According to the South China Morning Post, Tesla began engaging hundreds of Chinese component suppliers for its Optimus humanoid robot project as early as three years ago, with some suppliers participating in research, development and hardware design. The report noted that Chinese suppliers have already sent multiple prototype components to Tesla, including new curved-glass head prototypes for Optimus in recent months.
Ma Jihua, a veteran tech insider, told the Global Times, "China is the only country in the world with all major industrial categories. Capabilities in high-performance motors, reducers, sensors, batteries and carbon-fiber materials are all very strong. With such a mature supply chain, companies can rapidly source components, accelerate product iteration, and significantly reduce development costs."
"As long as there is creativity, China can provide the technologies, components and manufacturing capabilities needed to turn ideas into reality," Ma said.
64 percent of industrial robots used in the global electronics industry are installed in China, while Chinese manufacturers supply 59 percent of the sector globally. In the metal and machinery industry, Chinese robot suppliers have reached a domestic market share of 85 percent, underscoring China's growing strength across key robotics manufacturing sectors, according to the International Federation of Robotics' May 5 report.
According to a report by Rest of World, the three non-Chinese companies that made Omdia's list of top-selling humanoid robot makers last year — Figure AI, Agility Robotics, and Tesla — each sold only around 150 units, far trailing their Chinese rivals. In contrast, Chinese firms such as Unitree and Agibot each sold more units than Tesla's overall 2025 production target of 5,000 humanoid robots, which Tesla ultimately did not meet.
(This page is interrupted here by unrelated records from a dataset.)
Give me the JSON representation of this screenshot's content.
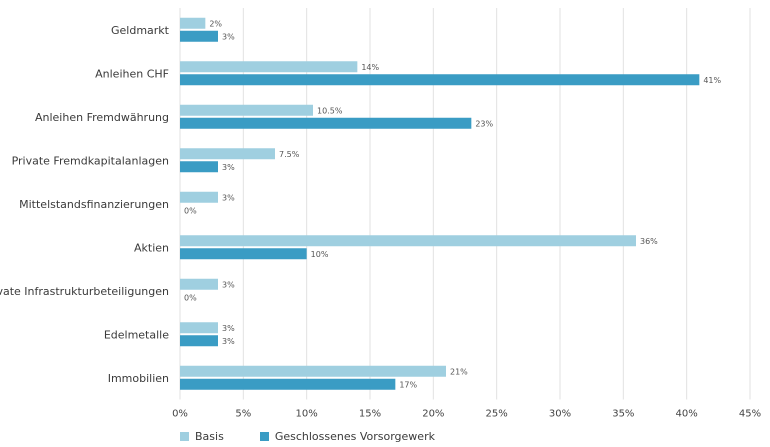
{
  "chart_data": {
    "type": "bar",
    "orientation": "horizontal",
    "categories": [
      "Geldmarkt",
      "Anleihen CHF",
      "Anleihen Fremdwährung",
      "Private Fremdkapitalanlagen",
      "Mittelstandsfinanzierungen",
      "Aktien",
      "Private Infrastrukturbeteiligungen",
      "Edelmetalle",
      "Immobilien"
    ],
    "series": [
      {
        "name": "Basis",
        "color": "#9fcfe0",
        "values": [
          2,
          14,
          10.5,
          7.5,
          3,
          36,
          3,
          3,
          21
        ],
        "labels": [
          "2%",
          "14%",
          "10.5%",
          "7.5%",
          "3%",
          "36%",
          "3%",
          "3%",
          "21%"
        ]
      },
      {
        "name": "Geschlossenes Vorsorgewerk",
        "color": "#3a9cc4",
        "values": [
          3,
          41,
          23,
          3,
          0,
          10,
          0,
          3,
          17
        ],
        "labels": [
          "3%",
          "41%",
          "23%",
          "3%",
          "0%",
          "10%",
          "0%",
          "3%",
          "17%"
        ]
      }
    ],
    "xlim": [
      0,
      45
    ],
    "xticks": [
      "0%",
      "5%",
      "10%",
      "15%",
      "20%",
      "25%",
      "30%",
      "35%",
      "40%",
      "45%"
    ],
    "grid": true,
    "legend_position": "bottom-left"
  }
}
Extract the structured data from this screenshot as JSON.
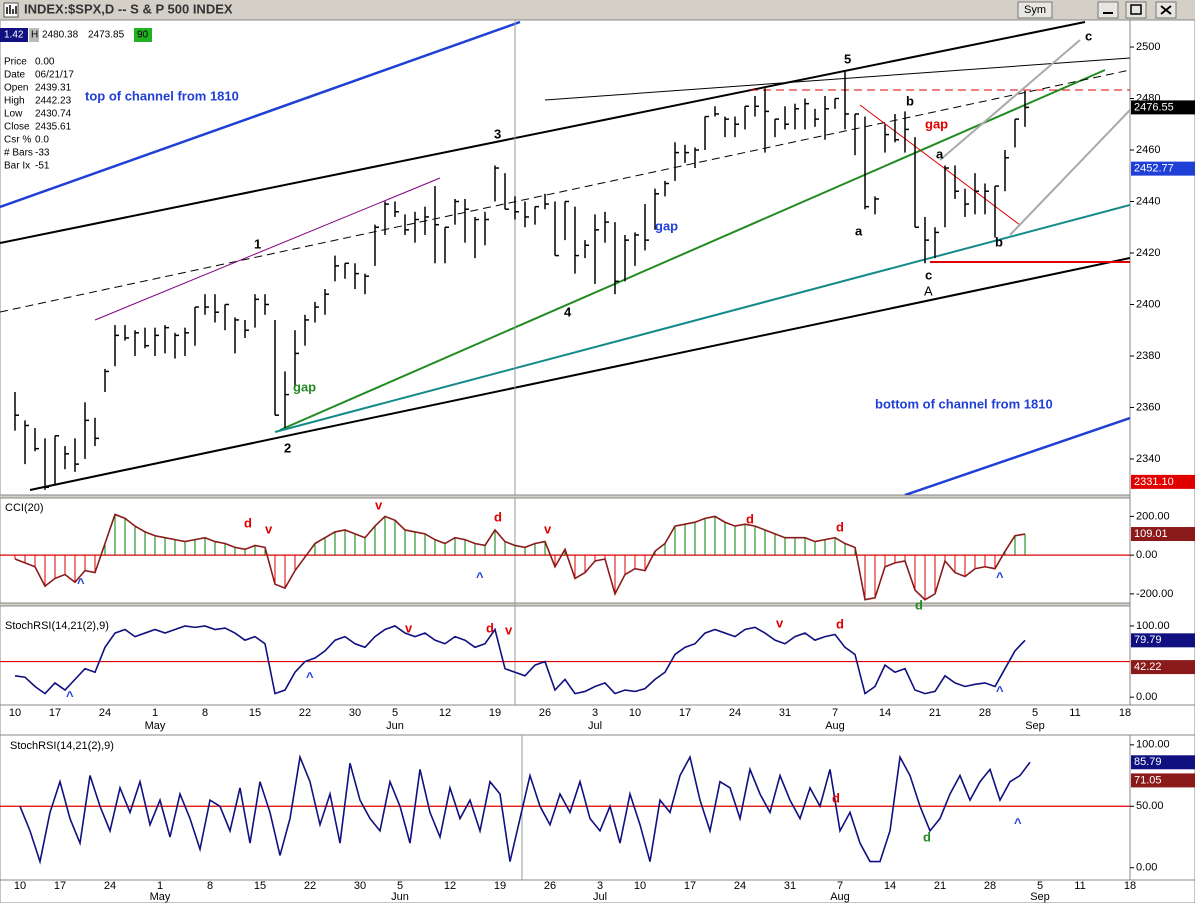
{
  "window": {
    "title": "INDEX:$SPX,D -- S & P 500 INDEX",
    "sym_button": "Sym"
  },
  "quote_strip": [
    "1.42",
    "H",
    "2480.38",
    "2473.85",
    "90"
  ],
  "info_panel": [
    [
      "Price",
      "0.00"
    ],
    [
      "Date",
      "06/21/17"
    ],
    [
      "Open",
      "2439.31"
    ],
    [
      "High",
      "2442.23"
    ],
    [
      "Low",
      "2430.74"
    ],
    [
      "Close",
      "2435.61"
    ],
    [
      "Csr %",
      "0.0"
    ],
    [
      "# Bars",
      "-33"
    ],
    [
      "Bar Ix",
      "-51"
    ]
  ],
  "annotations": [
    "top of channel from 1810",
    "bottom of channel from 1810",
    "1",
    "2",
    "3",
    "4",
    "5",
    "b",
    "gap",
    "a",
    "a",
    "gap",
    "gap",
    "c",
    "A",
    "b",
    "c",
    "d",
    "v",
    "v",
    "d",
    "v",
    "d",
    "d",
    "^",
    "^",
    "^",
    "d",
    "v",
    "d",
    "v",
    "v",
    "d",
    "^",
    "^",
    "^",
    "d",
    "d",
    "^"
  ],
  "chart_data": [
    {
      "type": "ohlc",
      "categories": [
        "10",
        null,
        null,
        null,
        "17",
        null,
        null,
        null,
        null,
        "24",
        null,
        null,
        null,
        null,
        "1",
        null,
        null,
        null,
        null,
        "8",
        null,
        null,
        null,
        null,
        "15",
        null,
        null,
        null,
        null,
        "22",
        null,
        null,
        null,
        null,
        "30",
        null,
        null,
        null,
        "5",
        null,
        null,
        null,
        null,
        "12",
        null,
        null,
        null,
        null,
        "19",
        null,
        null,
        null,
        null,
        "26",
        null,
        null,
        null,
        null,
        "3",
        null,
        null,
        null,
        "10",
        null,
        null,
        null,
        null,
        "17",
        null,
        null,
        null,
        null,
        "24",
        null,
        null,
        null,
        null,
        "31",
        null,
        null,
        null,
        null,
        "7",
        null,
        null,
        null,
        null,
        "14",
        null,
        null,
        null,
        null,
        "21",
        null,
        null,
        null,
        null,
        "28",
        null,
        null,
        null,
        null,
        "5",
        null,
        null,
        null,
        "11",
        null,
        null,
        null,
        null,
        "18"
      ],
      "months": [
        {
          "category": 14,
          "label": "May"
        },
        {
          "category": 38,
          "label": "Jun"
        },
        {
          "category": 58,
          "label": "Jul"
        },
        {
          "category": 82,
          "label": "Aug"
        },
        {
          "category": 102,
          "label": "Sep"
        }
      ],
      "high": [
        2366,
        2355,
        2352,
        2348,
        2349,
        2345,
        2348,
        2362,
        2356,
        2375,
        2392,
        2392,
        2390,
        2391,
        2391,
        2392,
        2389,
        2391,
        2399,
        2404,
        2404,
        2400,
        2395,
        2394,
        2404,
        2404,
        2394,
        2374,
        2390,
        2396,
        2401,
        2406,
        2419,
        2416,
        2416,
        2412,
        2431,
        2440,
        2440,
        2435,
        2436,
        2438,
        2446,
        2430,
        2441,
        2441,
        2434,
        2436,
        2454,
        2451,
        2442,
        2440,
        2438,
        2443,
        2440,
        2440,
        2438,
        2425,
        2435,
        2436,
        2432,
        2427,
        2428,
        2439,
        2445,
        2448,
        2463,
        2462,
        2461,
        2473,
        2477,
        2473,
        2473,
        2477,
        2481,
        2484,
        2472,
        2477,
        2478,
        2480,
        2476,
        2481,
        2480,
        2491,
        2474,
        2473,
        2442,
        2470,
        2474,
        2475,
        2465,
        2434,
        2430,
        2454,
        2454,
        2445,
        2451,
        2447,
        2446,
        2460,
        2472,
        2483,
        null,
        null,
        null,
        null,
        null,
        null,
        null,
        null,
        null,
        null
      ],
      "low": [
        2351,
        2338,
        2343,
        2328,
        2330,
        2336,
        2335,
        2340,
        2345,
        2366,
        2376,
        2386,
        2380,
        2383,
        2380,
        2381,
        2379,
        2380,
        2384,
        2396,
        2393,
        2390,
        2381,
        2387,
        2391,
        2396,
        2357,
        2352,
        2368,
        2384,
        2393,
        2396,
        2409,
        2410,
        2406,
        2404,
        2415,
        2427,
        2434,
        2427,
        2424,
        2427,
        2416,
        2416,
        2431,
        2424,
        2418,
        2423,
        2440,
        2437,
        2433,
        2430,
        2431,
        2437,
        2419,
        2425,
        2412,
        2418,
        2408,
        2424,
        2404,
        2409,
        2415,
        2421,
        2429,
        2442,
        2448,
        2455,
        2453,
        2460,
        2473,
        2465,
        2465,
        2468,
        2473,
        2459,
        2465,
        2468,
        2468,
        2468,
        2469,
        2464,
        2476,
        2468,
        2458,
        2437,
        2435,
        2459,
        2463,
        2459,
        2430,
        2416,
        2418,
        2430,
        2441,
        2434,
        2435,
        2435,
        2426,
        2444,
        2461,
        2469,
        null,
        null,
        null,
        null,
        null,
        null,
        null,
        null,
        null,
        null
      ],
      "close": [
        2357,
        2353,
        2344,
        2329,
        2349,
        2342,
        2338,
        2355,
        2348,
        2374,
        2388,
        2387,
        2389,
        2384,
        2388,
        2391,
        2388,
        2389,
        2399,
        2399,
        2397,
        2400,
        2394,
        2390,
        2402,
        2400,
        2357,
        2365,
        2381,
        2394,
        2399,
        2404,
        2415,
        2416,
        2412,
        2411,
        2430,
        2439,
        2436,
        2429,
        2433,
        2434,
        2431,
        2430,
        2440,
        2437,
        2433,
        2433,
        2453,
        2437,
        2436,
        2434,
        2438,
        2439,
        2419,
        2440,
        2419,
        2423,
        2429,
        2432,
        2409,
        2425,
        2427,
        2425,
        2443,
        2447,
        2459,
        2459,
        2460,
        2473,
        2474,
        2472,
        2470,
        2477,
        2477,
        2475,
        2472,
        2470,
        2476,
        2478,
        2472,
        2476,
        2480,
        2474,
        2474,
        2438,
        2441,
        2466,
        2464,
        2468,
        2430,
        2425,
        2428,
        2453,
        2444,
        2439,
        2444,
        2444,
        2446,
        2457,
        2472,
        2476.55,
        null,
        null,
        null,
        null,
        null,
        null,
        null,
        null,
        null,
        null
      ],
      "color": "#000000",
      "ylim": [
        2326,
        2510.5
      ],
      "yticks": [
        2340,
        2360,
        2380,
        2400,
        2420,
        2440,
        2460,
        2480,
        2500
      ],
      "price_labels": [
        {
          "value": 2452.77,
          "color": "#1f3fd6"
        },
        {
          "value": 2331.1,
          "label": "2331.10",
          "color": "#e00000"
        }
      ]
    },
    {
      "type": "line",
      "title": "CCI(20)",
      "histogram": true,
      "up_color": "#008000",
      "down_color": "#e00000",
      "color": "#8b1a1a",
      "values": [
        -20,
        -40,
        -60,
        -160,
        -120,
        -100,
        -140,
        -80,
        -90,
        60,
        210,
        190,
        150,
        120,
        100,
        90,
        80,
        70,
        80,
        90,
        70,
        60,
        40,
        30,
        50,
        40,
        -150,
        -170,
        -80,
        -10,
        60,
        90,
        120,
        130,
        110,
        90,
        150,
        200,
        180,
        130,
        120,
        110,
        80,
        60,
        90,
        80,
        60,
        50,
        130,
        70,
        50,
        40,
        60,
        70,
        -60,
        30,
        -120,
        -90,
        -30,
        -20,
        -200,
        -100,
        -70,
        -80,
        20,
        60,
        150,
        160,
        170,
        190,
        200,
        170,
        150,
        160,
        150,
        130,
        110,
        90,
        90,
        90,
        70,
        80,
        90,
        60,
        40,
        -230,
        -220,
        -60,
        -40,
        -30,
        -180,
        -230,
        -200,
        -30,
        -90,
        -110,
        -70,
        -60,
        -70,
        20,
        100,
        109.01
      ],
      "reference": 0,
      "ylim": [
        -247,
        295
      ],
      "yticks": [
        {
          "value": -200,
          "label": "-200.00"
        },
        {
          "value": 0,
          "label": "0.00"
        },
        {
          "value": 200,
          "label": "200.00"
        }
      ]
    },
    {
      "type": "line",
      "title": "StochRSI(14,21(2),9)",
      "color": "#101080",
      "values": [
        30,
        28,
        15,
        5,
        20,
        10,
        25,
        40,
        35,
        70,
        90,
        95,
        85,
        90,
        95,
        90,
        95,
        100,
        98,
        100,
        95,
        97,
        90,
        80,
        85,
        75,
        5,
        10,
        35,
        50,
        55,
        65,
        80,
        85,
        75,
        70,
        85,
        95,
        100,
        90,
        85,
        90,
        80,
        75,
        85,
        80,
        70,
        75,
        95,
        40,
        35,
        30,
        45,
        50,
        10,
        25,
        5,
        8,
        15,
        20,
        5,
        10,
        8,
        12,
        25,
        35,
        60,
        70,
        75,
        90,
        95,
        90,
        85,
        95,
        98,
        90,
        80,
        75,
        85,
        90,
        80,
        85,
        88,
        70,
        60,
        5,
        15,
        45,
        35,
        40,
        10,
        5,
        8,
        30,
        20,
        15,
        18,
        20,
        15,
        40,
        65,
        79.79
      ],
      "reference": 50,
      "signal_value": 42.22,
      "signal_color": "#8b1a1a",
      "ylim": [
        -11,
        128
      ],
      "yticks": [
        {
          "value": 0,
          "label": "0.00"
        },
        {
          "value": 100,
          "label": "100.00"
        }
      ]
    },
    {
      "type": "line",
      "title": "StochRSI(14,21(2),9)",
      "color": "#101080",
      "values": [
        50,
        30,
        5,
        45,
        70,
        40,
        20,
        75,
        50,
        30,
        65,
        45,
        70,
        35,
        55,
        25,
        60,
        40,
        15,
        55,
        50,
        30,
        65,
        20,
        70,
        45,
        10,
        40,
        90,
        70,
        35,
        60,
        20,
        85,
        55,
        40,
        30,
        70,
        50,
        20,
        80,
        45,
        25,
        65,
        40,
        55,
        30,
        70,
        60,
        5,
        40,
        75,
        50,
        35,
        60,
        45,
        70,
        40,
        30,
        50,
        20,
        60,
        35,
        5,
        55,
        45,
        75,
        90,
        55,
        30,
        70,
        65,
        40,
        80,
        60,
        45,
        75,
        55,
        40,
        65,
        50,
        80,
        30,
        45,
        20,
        5,
        5,
        30,
        90,
        75,
        50,
        30,
        40,
        60,
        75,
        55,
        70,
        80,
        55,
        70,
        75,
        85.79
      ],
      "reference": 50,
      "signal_value": 71.05,
      "signal_color": "#8b1a1a",
      "ylim": [
        -10,
        108
      ],
      "yticks": [
        {
          "value": 0,
          "label": "0.00"
        },
        {
          "value": 50,
          "label": "50.00"
        },
        {
          "value": 100,
          "label": "100.00"
        }
      ]
    }
  ]
}
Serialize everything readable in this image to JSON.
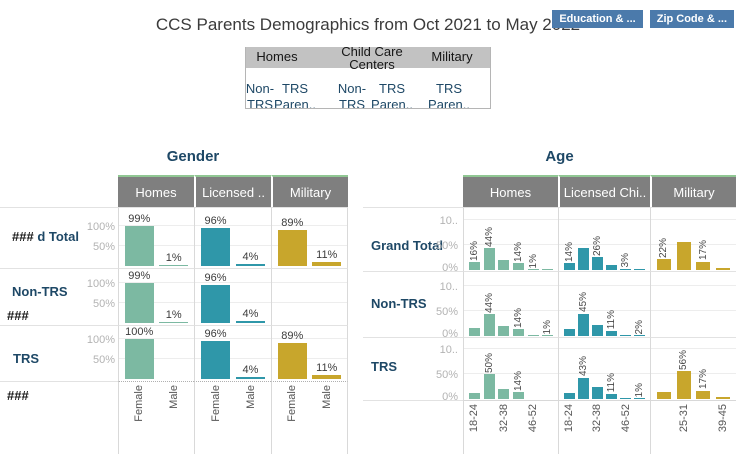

Ma noted that while the US still has strong research and design capabilities in high-end manufacturing, many products struggle to move beyond the prototype stage or achieve large-scale commercialization. "In China, once a product is developed, companies quickly begin exploring real-world applications. Once applications are found, mass production follows, costs fall rapidly and a new round of iteration begins," he said, adding that this cycle is becoming one of China's biggest advantages in robotics competition.
The "new landscape" of US-China robotics competition means the rivalry is no longer limited to traditional industrial robots, but is rapidly expanding into embodied AI, humanoid robots and even large-scale manned mechas. The competition is shifting from simply developing smarter AI "brains" to determining who can integrate AI into real-world hardware faster and bring products into large-scale engineering and commercialization, experts said.
While the US still maintains advantages in frontier AI models, software ecosystems and core algorithms, China is increasingly building strengths on the "physical world" side of robotics through its complete manufacturing system, dense supply chains and rapid commercialization capabilities, Ma said.
As the robotics industry moves from laboratories into real-world deployment, the ability to mass produce, iterate quickly and scale applications at lower cost is becoming key battlegrounds in the next phase of global competition, he said.